Daniel Weichel is the most experienced fighter in the Bellator Featherweight Grand Prix, yet he still feels that the tournament is a new opportunity that until recently was not available to fighters in the world of MMA.
It’s not the first tournament Weichel has competed in. In 2014, he won the Bellator Season Ten Featherweight Tournament by defeating Scott Cleve, Matt Bessette, and Desmond Green in just over two months.
Still, the tournament didn’t nearly have the stakes that this one has.
“Of course, the money is a big factor,” Weichel told Drake Riggs of The Body Lock. “And it’s a privilege to be able to make that amount of money and write my own legacy and history all in one.”
Weichel looks forward to killing two birds with one stone; writing his name in the history books and cashing a check for $1 million.
“As a mixed martial artist, when I started competing or when I started training MMA there was not such a thing,” Weichel said. “Thinking about saving my future financially with the sport. That was never my mind and now being on this point, having the skill set, having the will, the mindset to win this tournament and to win this money and to write history is just amazing. It’s great.”
Weichel’s total of 50 fights over the course of his 17-year professional career is 11 higher than the second-highest total held by fellow Bellator 228 competitor Georgi Karakhanyan. Despite this, Weichel downplayed the advantageousness of his lengthy career.

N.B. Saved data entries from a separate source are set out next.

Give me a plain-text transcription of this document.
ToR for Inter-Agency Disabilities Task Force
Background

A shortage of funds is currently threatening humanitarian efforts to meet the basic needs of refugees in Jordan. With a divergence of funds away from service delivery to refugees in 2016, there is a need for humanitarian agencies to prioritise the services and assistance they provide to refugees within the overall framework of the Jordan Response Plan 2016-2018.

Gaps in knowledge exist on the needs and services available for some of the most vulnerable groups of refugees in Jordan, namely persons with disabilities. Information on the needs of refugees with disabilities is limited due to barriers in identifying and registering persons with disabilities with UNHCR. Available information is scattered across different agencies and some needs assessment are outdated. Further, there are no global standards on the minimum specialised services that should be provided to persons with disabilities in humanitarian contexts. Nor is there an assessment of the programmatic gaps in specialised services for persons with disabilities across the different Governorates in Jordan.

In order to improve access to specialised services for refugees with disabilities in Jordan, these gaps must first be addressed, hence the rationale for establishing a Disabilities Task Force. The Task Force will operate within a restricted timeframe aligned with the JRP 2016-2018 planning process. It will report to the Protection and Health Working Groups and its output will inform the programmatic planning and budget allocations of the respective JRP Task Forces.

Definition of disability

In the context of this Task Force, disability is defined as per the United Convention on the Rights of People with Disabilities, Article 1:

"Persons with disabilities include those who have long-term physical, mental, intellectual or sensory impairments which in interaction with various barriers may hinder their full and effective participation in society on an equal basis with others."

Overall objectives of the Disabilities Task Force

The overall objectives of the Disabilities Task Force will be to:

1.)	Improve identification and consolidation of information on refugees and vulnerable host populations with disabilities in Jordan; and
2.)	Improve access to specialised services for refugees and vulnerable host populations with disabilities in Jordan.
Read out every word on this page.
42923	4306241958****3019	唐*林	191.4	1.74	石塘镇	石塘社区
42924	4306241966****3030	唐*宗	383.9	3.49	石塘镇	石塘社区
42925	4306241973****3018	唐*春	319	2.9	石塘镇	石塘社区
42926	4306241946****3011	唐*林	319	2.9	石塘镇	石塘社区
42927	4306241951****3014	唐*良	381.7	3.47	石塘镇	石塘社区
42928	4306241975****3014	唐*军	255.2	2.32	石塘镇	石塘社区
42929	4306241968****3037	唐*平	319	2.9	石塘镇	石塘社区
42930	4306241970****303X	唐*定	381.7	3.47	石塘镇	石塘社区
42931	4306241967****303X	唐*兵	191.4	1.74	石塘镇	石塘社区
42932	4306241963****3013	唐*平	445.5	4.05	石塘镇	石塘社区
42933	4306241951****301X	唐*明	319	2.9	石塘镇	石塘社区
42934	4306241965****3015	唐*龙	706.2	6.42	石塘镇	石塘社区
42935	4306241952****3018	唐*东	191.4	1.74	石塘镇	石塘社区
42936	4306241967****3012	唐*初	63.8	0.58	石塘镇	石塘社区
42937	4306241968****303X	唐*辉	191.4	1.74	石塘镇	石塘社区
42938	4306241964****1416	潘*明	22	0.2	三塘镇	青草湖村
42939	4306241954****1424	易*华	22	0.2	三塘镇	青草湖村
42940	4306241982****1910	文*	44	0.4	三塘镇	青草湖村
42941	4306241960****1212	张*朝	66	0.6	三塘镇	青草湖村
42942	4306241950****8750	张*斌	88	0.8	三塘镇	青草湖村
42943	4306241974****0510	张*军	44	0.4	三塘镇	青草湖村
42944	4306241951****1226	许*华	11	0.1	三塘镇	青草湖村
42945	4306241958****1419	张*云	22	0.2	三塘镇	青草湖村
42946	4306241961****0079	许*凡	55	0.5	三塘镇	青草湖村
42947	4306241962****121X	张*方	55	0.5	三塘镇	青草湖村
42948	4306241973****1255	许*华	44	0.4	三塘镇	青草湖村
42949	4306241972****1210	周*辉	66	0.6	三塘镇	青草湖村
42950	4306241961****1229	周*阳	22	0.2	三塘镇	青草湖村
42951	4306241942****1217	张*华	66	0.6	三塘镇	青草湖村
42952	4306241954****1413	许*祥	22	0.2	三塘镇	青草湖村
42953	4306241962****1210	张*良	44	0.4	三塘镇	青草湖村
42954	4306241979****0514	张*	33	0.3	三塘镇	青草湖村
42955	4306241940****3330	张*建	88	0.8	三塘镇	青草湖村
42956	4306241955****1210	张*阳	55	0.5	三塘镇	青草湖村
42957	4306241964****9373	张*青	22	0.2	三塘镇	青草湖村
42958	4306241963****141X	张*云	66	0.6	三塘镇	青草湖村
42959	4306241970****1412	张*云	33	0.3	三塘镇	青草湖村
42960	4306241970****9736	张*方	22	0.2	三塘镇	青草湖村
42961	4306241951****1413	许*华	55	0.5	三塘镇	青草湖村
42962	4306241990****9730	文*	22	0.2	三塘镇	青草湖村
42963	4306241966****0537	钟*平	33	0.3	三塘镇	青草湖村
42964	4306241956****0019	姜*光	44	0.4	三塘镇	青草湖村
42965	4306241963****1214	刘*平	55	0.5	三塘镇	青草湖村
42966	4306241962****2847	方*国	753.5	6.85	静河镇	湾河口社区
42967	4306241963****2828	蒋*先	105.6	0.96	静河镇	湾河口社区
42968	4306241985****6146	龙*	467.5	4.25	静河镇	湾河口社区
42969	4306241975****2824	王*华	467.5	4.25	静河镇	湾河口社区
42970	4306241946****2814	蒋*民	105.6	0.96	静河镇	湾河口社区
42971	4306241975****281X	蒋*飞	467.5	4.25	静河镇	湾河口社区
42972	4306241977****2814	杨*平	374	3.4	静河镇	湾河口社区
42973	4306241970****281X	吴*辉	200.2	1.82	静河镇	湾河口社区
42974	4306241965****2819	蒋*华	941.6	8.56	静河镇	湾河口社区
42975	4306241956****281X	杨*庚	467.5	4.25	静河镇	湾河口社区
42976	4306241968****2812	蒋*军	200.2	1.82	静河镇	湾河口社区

“Of course the experience plays a factor but I don’t think it’s the main thing,” Weichel said. “I always try to take something from every fight no matter if it’s a win or a loss and try to learn from it. But basically, it’s a time where I get my mindset right.
“Especially for this tournament for each and every fight, this has to be nearly to perfection. You have to know mistakes. Don’t let anything happen by accident and get everything right.”
In his first fight of the Grand Prix, Weichel will face Saul Rogers. The 29-year-old made his promotional debut at Bellator Birmingham in May, winning a unanimous decision over Aiden Lee.
After studying his opponent, Weichel doesn’t believe Rogers has the advantage in any area of the fight.
“I don’t need to avoid any area but I think his strength is the wrestling area but yeah, like I said, I don’t think that I have to avoid it,” Weichel said. “Also, I can give him trouble wrestling me by breaking his game plan down and putting my domination on him.”
As for this moment, Weichel is honed in on the $1 million award that is in his line of sight. But capturing the biggest prize of his career likely wouldn’t be the way he’d want to end things.
Weichel may have plenty of miles on his body, but at 34 years old, he still has goals he wants to check off before he hangs up the gloves; one of them being a possible return to Japan.
“Fighting in Japan is amazing,” Weichel said. “I only fought once in Japan when I was I think 18-19 years old, and it was like a smaller show but right now everything blew up. I always watched PRIDE back in the days, of course, I watch RIZIN and yeah, it would be great to make co-promotion fights and we’re open to that, I’m open to that.”